In Java, what is the most efficient way of removing given characters from a String? Currently, I have this code:
private static String processWord(String x)
Here's a late answer, just for fun.
In cases like this, I would suggest aiming for readability over speed. Of course you can be super-readable but too slow, as in this super-concise version:
private static String processWord(String x) {
return x.replaceAll("[][(){},.;!?<>%]", "");
}
This is slow because everytime you call this method, the regex will be compiled. So you can pre-compile the regex.
private static final Pattern UNDESIRABLES = Pattern.compile("[][(){},.;!?<>%]");
private static String processWord(String x) {
return UNDESIRABLES.matcher(x).replaceAll("");
}
This should be fast enough for most purposes, assuming the JVM's regex engine optimizes the character class lookup. This is the solution I would use, personally.

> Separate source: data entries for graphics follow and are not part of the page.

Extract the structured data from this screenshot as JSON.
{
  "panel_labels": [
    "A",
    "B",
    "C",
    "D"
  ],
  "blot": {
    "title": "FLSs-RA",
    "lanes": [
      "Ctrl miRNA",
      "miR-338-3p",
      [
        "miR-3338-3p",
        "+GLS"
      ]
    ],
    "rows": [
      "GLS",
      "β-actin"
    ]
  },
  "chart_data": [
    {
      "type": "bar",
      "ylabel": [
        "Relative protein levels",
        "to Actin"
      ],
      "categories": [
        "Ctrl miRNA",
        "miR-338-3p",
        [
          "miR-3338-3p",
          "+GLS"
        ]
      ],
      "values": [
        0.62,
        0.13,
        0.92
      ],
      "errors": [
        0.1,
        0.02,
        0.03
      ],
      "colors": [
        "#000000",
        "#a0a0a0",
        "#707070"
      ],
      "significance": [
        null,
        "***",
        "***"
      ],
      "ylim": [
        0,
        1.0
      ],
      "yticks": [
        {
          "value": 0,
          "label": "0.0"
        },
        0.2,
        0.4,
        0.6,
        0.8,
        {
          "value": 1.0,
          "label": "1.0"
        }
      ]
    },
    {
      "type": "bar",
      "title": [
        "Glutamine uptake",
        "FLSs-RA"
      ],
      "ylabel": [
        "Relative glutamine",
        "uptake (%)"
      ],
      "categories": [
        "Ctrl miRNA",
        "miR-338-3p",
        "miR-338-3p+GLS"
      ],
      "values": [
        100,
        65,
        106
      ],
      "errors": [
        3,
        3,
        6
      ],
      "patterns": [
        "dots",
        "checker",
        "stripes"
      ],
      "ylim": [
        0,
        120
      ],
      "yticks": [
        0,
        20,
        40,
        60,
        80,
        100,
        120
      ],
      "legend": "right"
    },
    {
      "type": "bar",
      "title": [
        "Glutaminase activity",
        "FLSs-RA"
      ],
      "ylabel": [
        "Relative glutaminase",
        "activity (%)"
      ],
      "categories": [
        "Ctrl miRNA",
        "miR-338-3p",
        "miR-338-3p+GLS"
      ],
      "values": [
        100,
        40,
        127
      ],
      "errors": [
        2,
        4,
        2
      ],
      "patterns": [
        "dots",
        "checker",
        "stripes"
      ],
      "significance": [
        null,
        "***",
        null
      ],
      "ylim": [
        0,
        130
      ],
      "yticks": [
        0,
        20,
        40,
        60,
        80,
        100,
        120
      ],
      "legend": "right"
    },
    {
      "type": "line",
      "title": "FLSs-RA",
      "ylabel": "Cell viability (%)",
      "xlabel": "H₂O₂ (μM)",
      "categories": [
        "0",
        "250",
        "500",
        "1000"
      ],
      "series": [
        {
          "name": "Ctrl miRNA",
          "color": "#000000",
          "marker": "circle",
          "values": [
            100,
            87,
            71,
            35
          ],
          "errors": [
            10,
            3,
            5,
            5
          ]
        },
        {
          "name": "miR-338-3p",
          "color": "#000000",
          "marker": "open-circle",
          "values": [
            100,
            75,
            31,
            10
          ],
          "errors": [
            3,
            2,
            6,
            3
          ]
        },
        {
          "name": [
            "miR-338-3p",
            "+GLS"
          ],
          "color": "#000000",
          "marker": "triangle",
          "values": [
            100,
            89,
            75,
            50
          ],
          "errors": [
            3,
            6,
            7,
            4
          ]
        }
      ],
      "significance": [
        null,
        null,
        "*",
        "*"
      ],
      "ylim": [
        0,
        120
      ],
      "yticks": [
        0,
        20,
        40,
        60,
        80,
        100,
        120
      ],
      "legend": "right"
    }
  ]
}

Now without profiling, I wouldn't know whether you could do better by making your own character (actually codepoint) lookup table:
private static final boolean[] CHARS_TO_KEEP = new boolean[];
Fill this once and then iterate, making your resulting string. I'll leave the code to you. :)
Again, I wouldn't dive into this kind of optimization. The code has become too hard to read. Is performance that much of a concern? Also remember that modern languages are JITted and after warming up they will perform better, so use a good profiler.
One thing that should be mentioned is that the example in the original question is highly non-performant because you are creating a whole bunch of temporary strings! Unless a compiler optimizes all that away, that particular solution will perform the worst.